An imposing rock formation akin to an igneous throne towers over the Ka’iwi coastline on O’ahu’s South Shore. The landmark’s divine connotations are perfectly fitting for its namesake, the goddess of volcanoes and fire. Pele is a revered Hawai’ian deity, both feared and worshipped for her power to conjure flames from deep within the earth. According to Hawai’ian folklore, Pele once resided in O’ahu, where she rested upon this very volcanic throne. She eventually settled on the ‘Big Island’ of Hawai’i, but Pele’s Chair remains a sacred relic of her presence on O’ahu. An easy trail from the Makapu’u Lighthouse will direct you toward the ocean, where you can ascend the rocks for a closer look at Pele’s Chair, traverse the sandy beach at its foot, and examine surrounding tide pools for sea critters.
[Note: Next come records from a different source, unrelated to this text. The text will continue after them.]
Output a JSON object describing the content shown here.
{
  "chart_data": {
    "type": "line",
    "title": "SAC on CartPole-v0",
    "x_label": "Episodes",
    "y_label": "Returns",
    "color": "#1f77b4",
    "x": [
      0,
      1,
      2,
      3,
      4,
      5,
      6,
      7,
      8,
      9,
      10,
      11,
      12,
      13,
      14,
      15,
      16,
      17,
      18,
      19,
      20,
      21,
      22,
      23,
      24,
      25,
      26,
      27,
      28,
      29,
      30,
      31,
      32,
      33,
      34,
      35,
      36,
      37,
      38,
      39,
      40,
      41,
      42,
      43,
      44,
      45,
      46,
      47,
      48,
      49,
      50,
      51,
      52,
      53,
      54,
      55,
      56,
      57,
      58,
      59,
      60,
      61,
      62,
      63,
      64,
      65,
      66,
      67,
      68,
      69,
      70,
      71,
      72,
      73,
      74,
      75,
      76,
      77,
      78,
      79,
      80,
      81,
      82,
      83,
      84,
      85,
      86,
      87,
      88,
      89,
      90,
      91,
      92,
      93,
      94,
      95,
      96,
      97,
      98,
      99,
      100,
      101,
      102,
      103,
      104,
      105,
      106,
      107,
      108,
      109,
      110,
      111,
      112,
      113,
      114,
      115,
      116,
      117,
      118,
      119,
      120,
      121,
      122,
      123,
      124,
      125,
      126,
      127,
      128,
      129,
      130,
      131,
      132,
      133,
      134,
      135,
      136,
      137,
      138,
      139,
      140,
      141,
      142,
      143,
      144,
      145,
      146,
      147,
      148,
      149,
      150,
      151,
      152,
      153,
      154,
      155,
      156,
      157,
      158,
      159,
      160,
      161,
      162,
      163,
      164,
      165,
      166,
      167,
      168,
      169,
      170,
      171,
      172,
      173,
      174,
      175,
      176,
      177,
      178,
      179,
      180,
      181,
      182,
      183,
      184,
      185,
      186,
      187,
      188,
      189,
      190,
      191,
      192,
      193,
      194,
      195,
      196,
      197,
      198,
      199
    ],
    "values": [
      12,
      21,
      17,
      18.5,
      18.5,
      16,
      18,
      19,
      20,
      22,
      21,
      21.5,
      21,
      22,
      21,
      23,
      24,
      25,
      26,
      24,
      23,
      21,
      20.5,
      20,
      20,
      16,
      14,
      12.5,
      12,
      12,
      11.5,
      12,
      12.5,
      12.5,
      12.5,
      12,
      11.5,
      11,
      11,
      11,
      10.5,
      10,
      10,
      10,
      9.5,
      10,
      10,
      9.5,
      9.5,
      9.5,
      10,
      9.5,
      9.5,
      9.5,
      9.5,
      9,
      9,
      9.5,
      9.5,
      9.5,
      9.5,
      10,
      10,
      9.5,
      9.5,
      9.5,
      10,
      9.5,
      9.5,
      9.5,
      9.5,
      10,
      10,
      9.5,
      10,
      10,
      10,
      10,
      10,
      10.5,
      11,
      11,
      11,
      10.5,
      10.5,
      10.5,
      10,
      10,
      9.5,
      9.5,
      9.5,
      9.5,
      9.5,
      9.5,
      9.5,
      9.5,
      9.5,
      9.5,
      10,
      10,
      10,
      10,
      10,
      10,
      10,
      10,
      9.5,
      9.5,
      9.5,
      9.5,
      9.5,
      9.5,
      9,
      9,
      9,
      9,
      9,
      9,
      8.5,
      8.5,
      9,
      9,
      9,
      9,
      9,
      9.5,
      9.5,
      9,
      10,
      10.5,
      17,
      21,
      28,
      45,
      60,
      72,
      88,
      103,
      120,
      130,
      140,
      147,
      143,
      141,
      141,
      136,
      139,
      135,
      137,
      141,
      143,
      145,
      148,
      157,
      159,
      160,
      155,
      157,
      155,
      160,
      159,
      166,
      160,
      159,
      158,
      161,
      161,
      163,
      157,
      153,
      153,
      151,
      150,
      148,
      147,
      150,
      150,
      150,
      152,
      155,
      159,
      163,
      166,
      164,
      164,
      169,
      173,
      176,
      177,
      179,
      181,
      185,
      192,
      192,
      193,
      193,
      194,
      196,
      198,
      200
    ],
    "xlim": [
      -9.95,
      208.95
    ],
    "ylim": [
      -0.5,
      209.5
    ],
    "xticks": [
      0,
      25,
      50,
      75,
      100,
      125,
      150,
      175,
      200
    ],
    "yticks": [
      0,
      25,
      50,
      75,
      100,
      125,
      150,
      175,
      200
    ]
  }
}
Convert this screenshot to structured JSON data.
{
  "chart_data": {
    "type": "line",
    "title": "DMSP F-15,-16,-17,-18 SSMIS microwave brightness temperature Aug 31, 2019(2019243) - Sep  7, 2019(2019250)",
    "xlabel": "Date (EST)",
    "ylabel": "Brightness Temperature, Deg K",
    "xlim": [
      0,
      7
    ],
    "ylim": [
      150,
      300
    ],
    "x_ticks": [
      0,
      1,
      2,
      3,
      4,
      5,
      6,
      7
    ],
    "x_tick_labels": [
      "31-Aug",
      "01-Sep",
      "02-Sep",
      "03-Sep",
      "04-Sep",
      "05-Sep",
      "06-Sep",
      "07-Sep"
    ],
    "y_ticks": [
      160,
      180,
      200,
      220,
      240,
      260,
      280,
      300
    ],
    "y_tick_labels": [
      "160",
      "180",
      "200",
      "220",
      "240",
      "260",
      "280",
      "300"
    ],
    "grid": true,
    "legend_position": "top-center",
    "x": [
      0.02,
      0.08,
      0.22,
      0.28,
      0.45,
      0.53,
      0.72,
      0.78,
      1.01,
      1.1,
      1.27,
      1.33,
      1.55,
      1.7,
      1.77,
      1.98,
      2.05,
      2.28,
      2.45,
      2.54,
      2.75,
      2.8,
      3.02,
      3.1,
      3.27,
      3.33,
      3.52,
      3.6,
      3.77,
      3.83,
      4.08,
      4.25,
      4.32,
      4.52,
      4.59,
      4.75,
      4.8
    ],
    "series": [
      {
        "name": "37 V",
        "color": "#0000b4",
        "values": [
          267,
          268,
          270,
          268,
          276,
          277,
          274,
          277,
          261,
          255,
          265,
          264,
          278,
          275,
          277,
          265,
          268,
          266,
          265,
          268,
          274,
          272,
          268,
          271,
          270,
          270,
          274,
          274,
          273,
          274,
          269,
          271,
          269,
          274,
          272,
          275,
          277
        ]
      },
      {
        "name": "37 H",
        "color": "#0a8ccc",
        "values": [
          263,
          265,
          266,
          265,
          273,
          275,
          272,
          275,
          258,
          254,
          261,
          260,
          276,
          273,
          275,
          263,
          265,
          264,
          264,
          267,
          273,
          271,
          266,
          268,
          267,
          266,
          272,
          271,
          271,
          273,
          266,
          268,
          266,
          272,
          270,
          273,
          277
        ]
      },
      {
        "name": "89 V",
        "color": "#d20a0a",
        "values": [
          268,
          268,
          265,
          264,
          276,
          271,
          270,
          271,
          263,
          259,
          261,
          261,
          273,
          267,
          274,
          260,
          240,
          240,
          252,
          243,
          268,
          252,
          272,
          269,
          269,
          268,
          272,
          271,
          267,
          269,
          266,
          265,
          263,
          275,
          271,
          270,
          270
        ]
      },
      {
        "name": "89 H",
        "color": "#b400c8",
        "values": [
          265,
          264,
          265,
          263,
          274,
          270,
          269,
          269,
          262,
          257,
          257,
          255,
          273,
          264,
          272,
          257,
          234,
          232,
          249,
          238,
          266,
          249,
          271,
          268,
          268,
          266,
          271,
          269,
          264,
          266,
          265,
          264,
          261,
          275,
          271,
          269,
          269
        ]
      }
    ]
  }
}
If this 4,000-acre nature reserve looks oddly familiar, it’s probably because you’ve seen it in innumerable films and TV shows, from Jurassic Park to LOST. The sublime mountains of Kualoa are indeed worthy of the Silver Screen, which is why Kualoa Ranch, established in 1850, holds two listings on the National Register of Historic Places. The eighth-generation owners of the ranch continue founder Gerritt P. Judd’s mission to protect and conserve this spectacular swath of land, while providing tourists with their pick of on-site recreational activities; including horseback riding, ATV and UTV tours through the valley, farm-to-table dining, and an escorted kayaking adventure for a close-up glimpse at the mysterious Mokoli’i island, colloquially known as Chinaman’s Hat. Hawai’ian legend preserves the tale of Hi’aka, Pele’s sister, who was pursued by a colossal dragon through Kualoa. She created Mokoli’i when she slayed the dragon and threw his tail in the middle of the ocean. Kualoa, which means “Long Back,” is what remains of the dragon’s spine.
Shangri La Museum
This magnificent former residence with ocean views houses an impressive collection of art from Syria, India, Morocco, and Iran. Comprising a 14,000 square-foot home, courtyards, gardens, and more, Shangri La was built in the 1930s at the behest of American tobacco heiress Doris Duke. It was 1935 when Duke first arrived in Honolulu, which she reached by way of the Middle East. She was completely taken with the journey and the destination, and promptly decided to build a mansion that would house her growing collection of Islamic art. She worked extensively with Islamic artisans, who custom created the art objects and design elements that still outfit the house; from the carved Moroccan ceilings to the hand-painted Iranian tiles. Complemented by sleek modernist accents that characterized then-contemporary Western architecture, Shangri La is one of the most treasured architectural masterpieces on O’ahu. Duke continued to collect Islamic art for over 60 years, and amassed some 2,500 pieces in the process. Today, the museum supports artists and scholars who work within the scope of Islamic art.